Union Home Minister Rajnath Singh, on his two-day visit to Jammu and Kashmir, announced to withdraw cases against those "misled into stone pelting". In a bid to help them secure their future, the Centre and the state government had initiated several schemes that serve to rehabilitate and reorient youth. "The power of education and miracle of sports will lead you to new successes. Seeing so many youth together here at the stadium, I can now assure you that no power in the world can stop ushering in a new dawn here," Singh said while addressing a gathering. He also felicitated several sportspersons from the state including nine-year-old Tajamul Ismal who won the kickboxing world championship against competitors from 90 countries. With the sanction of several projects, including development of stadiums in all districts of the state which is estimated to cost Rs 88 crore, the Home Minister said that J&K youth can change the destiny of India and the government is committed to changing the fate of the strife-stricken Valley. Pain and misery catalyse a feeling of retribution, which can take a superlative form depending on the severity of the pain induced and immaturity of the person.
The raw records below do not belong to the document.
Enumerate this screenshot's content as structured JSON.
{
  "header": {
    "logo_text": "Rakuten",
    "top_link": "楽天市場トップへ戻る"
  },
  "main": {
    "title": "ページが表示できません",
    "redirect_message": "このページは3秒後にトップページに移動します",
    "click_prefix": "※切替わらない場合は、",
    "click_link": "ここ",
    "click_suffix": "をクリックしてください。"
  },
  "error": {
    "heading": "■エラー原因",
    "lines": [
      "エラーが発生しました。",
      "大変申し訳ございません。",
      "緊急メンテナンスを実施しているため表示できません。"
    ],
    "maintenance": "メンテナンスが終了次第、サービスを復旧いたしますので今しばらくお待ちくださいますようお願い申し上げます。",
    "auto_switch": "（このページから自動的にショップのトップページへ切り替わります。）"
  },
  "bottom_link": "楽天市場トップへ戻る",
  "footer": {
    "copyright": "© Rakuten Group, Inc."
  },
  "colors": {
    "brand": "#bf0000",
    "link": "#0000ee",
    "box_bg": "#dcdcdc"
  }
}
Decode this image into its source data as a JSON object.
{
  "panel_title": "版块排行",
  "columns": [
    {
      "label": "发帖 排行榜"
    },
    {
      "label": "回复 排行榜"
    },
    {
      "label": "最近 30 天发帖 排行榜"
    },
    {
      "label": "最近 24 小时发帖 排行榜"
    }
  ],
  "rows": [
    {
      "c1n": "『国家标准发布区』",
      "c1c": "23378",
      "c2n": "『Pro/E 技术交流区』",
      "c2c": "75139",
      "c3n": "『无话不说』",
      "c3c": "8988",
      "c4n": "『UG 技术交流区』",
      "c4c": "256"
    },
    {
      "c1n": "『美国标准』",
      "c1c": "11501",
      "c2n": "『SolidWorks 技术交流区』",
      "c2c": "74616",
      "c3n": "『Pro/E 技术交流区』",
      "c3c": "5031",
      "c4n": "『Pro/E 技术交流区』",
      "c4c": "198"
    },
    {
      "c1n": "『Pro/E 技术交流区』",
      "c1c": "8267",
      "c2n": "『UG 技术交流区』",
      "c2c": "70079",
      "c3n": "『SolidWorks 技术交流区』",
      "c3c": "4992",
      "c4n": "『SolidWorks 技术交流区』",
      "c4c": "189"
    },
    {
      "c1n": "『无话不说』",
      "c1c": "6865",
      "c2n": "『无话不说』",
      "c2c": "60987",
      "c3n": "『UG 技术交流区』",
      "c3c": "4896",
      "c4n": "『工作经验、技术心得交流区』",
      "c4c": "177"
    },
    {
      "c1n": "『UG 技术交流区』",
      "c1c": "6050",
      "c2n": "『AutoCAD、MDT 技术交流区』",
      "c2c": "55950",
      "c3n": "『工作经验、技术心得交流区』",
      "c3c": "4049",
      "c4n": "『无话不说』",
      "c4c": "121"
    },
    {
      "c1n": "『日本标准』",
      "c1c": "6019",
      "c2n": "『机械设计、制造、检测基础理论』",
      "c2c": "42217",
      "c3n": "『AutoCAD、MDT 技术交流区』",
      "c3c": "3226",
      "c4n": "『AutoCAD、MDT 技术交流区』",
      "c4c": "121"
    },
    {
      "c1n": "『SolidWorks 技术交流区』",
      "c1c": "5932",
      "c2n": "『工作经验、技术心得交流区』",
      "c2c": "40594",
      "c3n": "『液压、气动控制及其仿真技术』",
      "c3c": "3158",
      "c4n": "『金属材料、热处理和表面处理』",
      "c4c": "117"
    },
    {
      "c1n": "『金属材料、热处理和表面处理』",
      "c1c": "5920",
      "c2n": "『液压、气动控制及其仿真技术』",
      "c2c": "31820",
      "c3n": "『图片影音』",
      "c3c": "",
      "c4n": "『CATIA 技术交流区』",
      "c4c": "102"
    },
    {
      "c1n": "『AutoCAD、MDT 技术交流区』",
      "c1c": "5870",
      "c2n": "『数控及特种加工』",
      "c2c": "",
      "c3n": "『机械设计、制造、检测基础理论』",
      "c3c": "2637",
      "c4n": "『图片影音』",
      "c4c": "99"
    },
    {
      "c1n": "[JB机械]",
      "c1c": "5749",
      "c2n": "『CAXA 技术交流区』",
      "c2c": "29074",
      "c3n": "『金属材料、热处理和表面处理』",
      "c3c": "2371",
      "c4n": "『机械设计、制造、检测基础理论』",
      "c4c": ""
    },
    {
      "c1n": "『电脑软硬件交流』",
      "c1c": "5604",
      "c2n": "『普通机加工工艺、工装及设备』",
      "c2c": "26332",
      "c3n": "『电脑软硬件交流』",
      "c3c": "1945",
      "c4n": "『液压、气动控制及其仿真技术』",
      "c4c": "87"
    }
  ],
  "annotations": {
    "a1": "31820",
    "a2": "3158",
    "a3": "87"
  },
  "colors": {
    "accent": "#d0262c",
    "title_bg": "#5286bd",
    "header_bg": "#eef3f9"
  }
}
In this case, children, lacking appropriate wisdom to look at all aspects from a neutral and mature point of view, may end up taking arms against those who inflict misery. On the brighter side, positive development through initiated schemes in sports and employment gives the youth an undeterred path towards future. This move highlights the government's belief in the youth and counters the separatist influence that may have worked its way inside their heads while urging the youth to scale their potential and perform without obstructions.